Die Festlegung angemessener Sicherheitsmaßnahmen gemäß §3 der Lebensmittelhygieneverordnung ist anhand der in dieser Bestimmung angeführten Grundsätze vorzunehmen. Der Begriff 'angemessene Sicherheitsmaßnahmen' wird somit durch diese Grundsätze näher determiniert. Auch die Wortfolge 'wirksame Prüf- und Überwachungsmaßnahmen' ist nicht unbestimmt, da sich die Wirksamkeit der Prüf- und Überwachungsverfahren unmittelbar auf das Ziel der Verordnung bezieht.
...
Die Richtlinie sieht ausdrücklich die Förderung der Ausarbeitung von Leitlinien für eine gute Hygienepraxis vor, die die Lebensmittelunternehmen auf freiwilliger Basis berücksichtigen können, d.h. die nähere Ausgestaltung des HACCP-Systems soll in der Form von Leitlinien erfolgen. Solche Leitlinien wurden im Rahmen der Österreichischen Codexkommission (§52 LMG 1975) in Übereinstimmung mit Artikel 5 der Richtlinie ausgearbeitet. Die Veröffentlichung der Leitlinie für Gastgewerbebetriebe erfolgte mit ho.
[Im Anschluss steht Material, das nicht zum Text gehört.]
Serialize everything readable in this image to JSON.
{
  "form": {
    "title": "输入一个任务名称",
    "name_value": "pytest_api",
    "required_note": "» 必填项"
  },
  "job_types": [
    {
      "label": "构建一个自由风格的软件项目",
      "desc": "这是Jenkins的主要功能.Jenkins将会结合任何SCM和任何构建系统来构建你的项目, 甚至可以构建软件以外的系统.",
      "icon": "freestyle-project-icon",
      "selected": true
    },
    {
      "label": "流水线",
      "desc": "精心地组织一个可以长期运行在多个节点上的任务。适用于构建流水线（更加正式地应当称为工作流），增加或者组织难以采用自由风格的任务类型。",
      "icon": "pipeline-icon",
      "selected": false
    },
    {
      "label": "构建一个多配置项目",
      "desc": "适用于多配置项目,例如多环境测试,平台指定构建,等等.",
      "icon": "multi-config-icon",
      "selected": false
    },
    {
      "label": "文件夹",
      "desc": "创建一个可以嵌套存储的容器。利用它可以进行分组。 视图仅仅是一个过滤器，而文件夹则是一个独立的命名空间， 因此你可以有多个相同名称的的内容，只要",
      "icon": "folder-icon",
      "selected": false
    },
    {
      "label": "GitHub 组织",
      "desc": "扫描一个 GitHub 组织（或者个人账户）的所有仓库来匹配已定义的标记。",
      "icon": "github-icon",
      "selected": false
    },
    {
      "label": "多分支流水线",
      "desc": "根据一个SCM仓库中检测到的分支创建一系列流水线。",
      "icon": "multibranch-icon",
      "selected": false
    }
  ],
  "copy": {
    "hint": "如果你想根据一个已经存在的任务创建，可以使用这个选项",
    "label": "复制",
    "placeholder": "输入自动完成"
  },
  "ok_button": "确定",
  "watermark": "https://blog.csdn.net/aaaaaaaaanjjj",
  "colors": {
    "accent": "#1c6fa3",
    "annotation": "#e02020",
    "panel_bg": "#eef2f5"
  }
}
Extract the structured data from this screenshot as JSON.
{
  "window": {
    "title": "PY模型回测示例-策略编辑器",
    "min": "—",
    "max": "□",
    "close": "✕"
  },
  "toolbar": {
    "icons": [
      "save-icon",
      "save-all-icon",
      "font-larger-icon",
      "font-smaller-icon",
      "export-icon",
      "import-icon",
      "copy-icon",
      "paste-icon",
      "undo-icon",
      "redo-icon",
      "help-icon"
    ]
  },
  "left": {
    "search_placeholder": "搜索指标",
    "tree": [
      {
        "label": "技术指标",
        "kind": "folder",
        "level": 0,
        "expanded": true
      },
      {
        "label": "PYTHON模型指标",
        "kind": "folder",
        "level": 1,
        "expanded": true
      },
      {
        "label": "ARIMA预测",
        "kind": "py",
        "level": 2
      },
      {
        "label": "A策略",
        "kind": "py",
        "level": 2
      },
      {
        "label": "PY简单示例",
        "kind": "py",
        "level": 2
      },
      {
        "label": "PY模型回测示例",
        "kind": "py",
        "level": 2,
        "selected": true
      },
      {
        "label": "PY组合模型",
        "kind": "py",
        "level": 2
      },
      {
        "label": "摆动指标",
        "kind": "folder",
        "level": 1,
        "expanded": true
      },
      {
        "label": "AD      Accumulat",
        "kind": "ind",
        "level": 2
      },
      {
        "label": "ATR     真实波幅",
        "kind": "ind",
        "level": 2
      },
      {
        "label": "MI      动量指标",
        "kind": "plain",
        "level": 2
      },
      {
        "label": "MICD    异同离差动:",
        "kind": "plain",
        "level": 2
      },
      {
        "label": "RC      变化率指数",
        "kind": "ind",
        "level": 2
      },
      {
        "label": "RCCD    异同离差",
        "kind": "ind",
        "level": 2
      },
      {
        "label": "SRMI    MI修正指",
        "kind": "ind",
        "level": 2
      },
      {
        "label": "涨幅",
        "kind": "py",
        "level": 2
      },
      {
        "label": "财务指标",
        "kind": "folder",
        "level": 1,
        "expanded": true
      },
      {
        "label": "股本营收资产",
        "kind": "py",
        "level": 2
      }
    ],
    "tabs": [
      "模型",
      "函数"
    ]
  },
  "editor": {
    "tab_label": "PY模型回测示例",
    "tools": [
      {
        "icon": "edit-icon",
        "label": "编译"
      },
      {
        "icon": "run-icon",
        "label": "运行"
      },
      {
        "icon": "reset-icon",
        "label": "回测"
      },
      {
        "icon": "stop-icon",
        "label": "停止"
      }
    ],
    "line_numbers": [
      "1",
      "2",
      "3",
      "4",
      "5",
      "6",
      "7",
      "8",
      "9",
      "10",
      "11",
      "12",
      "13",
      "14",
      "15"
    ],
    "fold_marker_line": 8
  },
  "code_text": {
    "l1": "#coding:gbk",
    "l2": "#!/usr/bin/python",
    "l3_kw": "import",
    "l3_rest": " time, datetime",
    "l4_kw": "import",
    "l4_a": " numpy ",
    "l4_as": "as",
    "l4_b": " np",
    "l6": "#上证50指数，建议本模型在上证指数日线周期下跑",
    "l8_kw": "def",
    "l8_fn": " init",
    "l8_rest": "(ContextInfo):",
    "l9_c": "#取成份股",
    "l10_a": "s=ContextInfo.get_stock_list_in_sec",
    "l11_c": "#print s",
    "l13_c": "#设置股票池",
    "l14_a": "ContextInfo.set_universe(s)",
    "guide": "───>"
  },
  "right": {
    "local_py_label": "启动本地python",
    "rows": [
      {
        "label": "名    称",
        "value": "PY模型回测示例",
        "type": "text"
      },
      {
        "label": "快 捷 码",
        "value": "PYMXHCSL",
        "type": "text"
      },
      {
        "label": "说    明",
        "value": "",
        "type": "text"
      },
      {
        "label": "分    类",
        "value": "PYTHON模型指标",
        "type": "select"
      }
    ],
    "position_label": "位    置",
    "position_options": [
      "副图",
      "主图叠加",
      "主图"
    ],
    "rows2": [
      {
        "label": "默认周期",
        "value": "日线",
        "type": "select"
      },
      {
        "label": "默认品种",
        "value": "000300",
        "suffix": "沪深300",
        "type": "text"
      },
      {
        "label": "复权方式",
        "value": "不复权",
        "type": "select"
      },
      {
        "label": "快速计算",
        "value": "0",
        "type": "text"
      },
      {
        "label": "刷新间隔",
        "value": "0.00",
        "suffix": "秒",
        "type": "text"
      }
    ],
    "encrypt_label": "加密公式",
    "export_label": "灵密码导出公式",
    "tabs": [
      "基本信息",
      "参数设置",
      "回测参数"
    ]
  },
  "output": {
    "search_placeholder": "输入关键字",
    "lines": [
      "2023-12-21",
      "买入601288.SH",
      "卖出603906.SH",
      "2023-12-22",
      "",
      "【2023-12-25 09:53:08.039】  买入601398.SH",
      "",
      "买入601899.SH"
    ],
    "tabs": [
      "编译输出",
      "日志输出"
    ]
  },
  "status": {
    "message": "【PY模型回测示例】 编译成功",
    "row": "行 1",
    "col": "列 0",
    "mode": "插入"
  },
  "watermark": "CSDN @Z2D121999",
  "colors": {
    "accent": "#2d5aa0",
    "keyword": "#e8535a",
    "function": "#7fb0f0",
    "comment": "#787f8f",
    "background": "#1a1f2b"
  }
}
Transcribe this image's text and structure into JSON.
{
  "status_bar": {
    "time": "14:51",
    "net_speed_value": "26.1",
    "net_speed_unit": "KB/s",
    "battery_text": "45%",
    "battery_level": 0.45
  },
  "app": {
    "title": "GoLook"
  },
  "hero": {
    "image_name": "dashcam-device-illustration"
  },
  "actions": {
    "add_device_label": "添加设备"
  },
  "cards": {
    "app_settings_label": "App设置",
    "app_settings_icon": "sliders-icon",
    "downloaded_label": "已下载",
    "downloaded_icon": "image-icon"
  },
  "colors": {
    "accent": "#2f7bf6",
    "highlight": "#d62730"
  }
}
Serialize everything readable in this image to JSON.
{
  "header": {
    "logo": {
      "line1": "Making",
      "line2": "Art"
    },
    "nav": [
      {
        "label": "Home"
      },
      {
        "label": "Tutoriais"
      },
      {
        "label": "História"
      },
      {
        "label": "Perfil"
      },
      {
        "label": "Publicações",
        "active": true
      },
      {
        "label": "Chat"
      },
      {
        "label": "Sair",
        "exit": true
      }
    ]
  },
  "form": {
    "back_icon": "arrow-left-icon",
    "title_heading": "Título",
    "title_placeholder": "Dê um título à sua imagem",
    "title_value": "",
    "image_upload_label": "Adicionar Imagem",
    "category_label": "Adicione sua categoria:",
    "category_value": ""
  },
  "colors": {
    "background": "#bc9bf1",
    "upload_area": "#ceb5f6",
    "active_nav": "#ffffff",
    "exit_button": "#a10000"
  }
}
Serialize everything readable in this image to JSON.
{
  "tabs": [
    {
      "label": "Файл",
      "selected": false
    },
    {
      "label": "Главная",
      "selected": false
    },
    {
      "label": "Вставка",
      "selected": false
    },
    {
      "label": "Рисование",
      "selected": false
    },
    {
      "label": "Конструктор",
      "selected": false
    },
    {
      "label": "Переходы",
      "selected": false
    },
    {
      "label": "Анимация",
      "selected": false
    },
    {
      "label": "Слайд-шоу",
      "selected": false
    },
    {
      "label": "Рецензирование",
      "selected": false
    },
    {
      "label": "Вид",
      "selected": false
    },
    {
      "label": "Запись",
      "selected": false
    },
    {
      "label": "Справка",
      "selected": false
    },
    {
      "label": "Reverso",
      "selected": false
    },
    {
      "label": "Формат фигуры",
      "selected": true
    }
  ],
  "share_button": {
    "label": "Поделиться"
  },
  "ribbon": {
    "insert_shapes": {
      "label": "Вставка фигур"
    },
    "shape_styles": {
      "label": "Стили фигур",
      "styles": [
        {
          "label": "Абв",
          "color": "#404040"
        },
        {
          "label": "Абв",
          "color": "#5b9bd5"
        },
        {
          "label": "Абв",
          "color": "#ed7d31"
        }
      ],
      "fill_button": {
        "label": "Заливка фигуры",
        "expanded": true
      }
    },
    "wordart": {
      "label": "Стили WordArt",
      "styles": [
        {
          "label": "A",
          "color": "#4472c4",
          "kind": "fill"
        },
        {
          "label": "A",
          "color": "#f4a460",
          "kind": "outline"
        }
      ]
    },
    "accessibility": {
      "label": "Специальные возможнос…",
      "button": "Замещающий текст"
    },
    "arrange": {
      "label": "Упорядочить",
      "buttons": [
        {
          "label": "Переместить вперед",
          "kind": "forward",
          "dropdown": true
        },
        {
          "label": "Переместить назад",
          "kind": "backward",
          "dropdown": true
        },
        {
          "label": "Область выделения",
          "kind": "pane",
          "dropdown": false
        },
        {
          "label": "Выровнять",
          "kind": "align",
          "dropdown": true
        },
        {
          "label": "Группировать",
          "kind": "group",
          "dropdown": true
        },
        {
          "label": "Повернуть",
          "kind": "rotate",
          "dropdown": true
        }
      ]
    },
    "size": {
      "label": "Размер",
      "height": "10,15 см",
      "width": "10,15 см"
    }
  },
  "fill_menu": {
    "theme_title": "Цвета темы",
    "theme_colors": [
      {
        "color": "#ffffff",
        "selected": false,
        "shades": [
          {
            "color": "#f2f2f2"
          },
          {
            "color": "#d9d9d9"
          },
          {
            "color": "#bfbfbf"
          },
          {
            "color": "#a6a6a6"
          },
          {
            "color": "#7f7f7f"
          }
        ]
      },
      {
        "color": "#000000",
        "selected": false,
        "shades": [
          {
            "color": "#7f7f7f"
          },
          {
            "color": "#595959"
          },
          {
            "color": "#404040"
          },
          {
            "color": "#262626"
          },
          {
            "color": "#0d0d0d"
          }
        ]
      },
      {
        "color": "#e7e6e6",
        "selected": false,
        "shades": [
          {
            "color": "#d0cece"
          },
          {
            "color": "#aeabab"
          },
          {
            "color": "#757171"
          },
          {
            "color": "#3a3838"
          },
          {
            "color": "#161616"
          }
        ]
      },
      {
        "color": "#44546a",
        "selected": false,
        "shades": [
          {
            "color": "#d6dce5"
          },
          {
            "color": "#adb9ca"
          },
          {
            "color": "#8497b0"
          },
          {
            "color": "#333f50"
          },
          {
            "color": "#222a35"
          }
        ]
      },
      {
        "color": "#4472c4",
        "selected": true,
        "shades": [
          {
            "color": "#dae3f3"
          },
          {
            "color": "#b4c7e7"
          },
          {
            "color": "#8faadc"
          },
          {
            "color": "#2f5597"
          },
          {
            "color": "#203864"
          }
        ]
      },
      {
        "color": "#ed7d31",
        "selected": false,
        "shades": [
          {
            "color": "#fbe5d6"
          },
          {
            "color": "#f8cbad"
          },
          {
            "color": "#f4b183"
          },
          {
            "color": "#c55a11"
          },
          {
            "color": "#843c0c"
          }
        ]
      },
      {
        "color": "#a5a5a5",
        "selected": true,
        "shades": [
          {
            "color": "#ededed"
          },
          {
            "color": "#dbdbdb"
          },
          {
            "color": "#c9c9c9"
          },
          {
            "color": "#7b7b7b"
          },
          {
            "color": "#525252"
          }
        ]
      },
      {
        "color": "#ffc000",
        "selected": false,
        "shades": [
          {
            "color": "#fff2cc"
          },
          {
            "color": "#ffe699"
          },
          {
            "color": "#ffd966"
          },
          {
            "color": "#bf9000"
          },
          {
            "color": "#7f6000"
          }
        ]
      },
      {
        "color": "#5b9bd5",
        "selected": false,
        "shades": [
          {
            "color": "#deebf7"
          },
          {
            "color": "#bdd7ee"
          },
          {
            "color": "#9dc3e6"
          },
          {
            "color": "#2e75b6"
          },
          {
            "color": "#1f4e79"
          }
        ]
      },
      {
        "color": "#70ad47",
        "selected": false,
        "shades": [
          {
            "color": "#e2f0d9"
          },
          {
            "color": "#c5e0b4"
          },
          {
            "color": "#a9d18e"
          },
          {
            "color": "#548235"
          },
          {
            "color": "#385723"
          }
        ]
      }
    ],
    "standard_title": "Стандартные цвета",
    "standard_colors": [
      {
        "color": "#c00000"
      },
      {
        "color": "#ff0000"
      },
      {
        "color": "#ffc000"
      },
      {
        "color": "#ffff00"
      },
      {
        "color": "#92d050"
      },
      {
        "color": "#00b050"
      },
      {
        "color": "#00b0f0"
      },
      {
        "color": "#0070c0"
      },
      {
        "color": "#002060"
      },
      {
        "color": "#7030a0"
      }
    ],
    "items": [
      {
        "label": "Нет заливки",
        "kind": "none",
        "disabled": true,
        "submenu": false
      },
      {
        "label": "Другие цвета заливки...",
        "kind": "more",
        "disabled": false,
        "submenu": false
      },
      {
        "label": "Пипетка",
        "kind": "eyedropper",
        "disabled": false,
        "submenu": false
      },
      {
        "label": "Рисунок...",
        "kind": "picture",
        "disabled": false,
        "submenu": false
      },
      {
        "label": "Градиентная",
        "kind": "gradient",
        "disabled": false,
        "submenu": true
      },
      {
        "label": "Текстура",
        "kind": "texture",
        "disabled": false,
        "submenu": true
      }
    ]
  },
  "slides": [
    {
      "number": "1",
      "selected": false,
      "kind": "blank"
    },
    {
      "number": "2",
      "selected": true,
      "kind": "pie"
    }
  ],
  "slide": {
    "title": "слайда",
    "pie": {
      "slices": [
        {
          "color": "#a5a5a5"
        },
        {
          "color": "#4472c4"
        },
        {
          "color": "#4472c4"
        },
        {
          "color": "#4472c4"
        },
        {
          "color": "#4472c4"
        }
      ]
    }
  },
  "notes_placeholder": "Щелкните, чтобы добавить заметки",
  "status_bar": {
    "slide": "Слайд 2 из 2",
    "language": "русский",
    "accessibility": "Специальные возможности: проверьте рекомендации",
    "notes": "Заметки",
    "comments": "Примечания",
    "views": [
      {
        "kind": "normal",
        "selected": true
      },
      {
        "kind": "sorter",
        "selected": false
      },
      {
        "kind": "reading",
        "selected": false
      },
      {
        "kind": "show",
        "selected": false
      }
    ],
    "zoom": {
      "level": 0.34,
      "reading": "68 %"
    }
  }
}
Erlass vom 23.6.2000.
...
Zusammenfassend wird daher festgehalten, dass aus Sicht der belangten Behörde eine Gesetzeswidrigkeit des §3 der Lebensmittelhygieneverordnung nicht gegeben ist."
II. Zur Rechtslage:
1. Art3 Abs2 der Richtlinie 93/43/EWG des Rates vom 14. Juni 1993 über Lebensmittelhygiene lautet:
"(2) Die Lebensmittelunternehmen stellen die für die Lebensmittelsicherheit kritischen Punkte im Prozessablauf fest und tragen dafür Sorge, daß angemessene Sicherheitsmaßnahmen festgelegt, durchgeführt, eingehalten und überprüft werden, und zwar nach folgenden, bei der Ausgestaltung des HACCP-Systems (Hazard Analysis and Critical Control Points) verwendeten Grundsätzen:
-
Analyse der potentiellen Risiken für Lebensmittel in den Prozessen eines Lebensmittelunternehmens;
-
Identifizierung der Punkte in diesen Prozessen, an denen Risiken für Lebensmittel auftreten können;
-
Festlegung, welche dieser Punkte für die Lebensmittelsicherheit kritisch sind - die 'kritischen Punkte';
-
Feststellung und Durchführung wirksamer Prüf- und Überwachungsverfahren für diese kritischen Punkte und
-
Überprüfung der Gefährdungsanalyse für Lebensmittel, der kritischen Kontrollpunkte und der Prüf- und Überwachungsverfahren in regelmäßigen Abständen und bei jeder Änderung der Prozesse in dem Lebensmittelunternehmen."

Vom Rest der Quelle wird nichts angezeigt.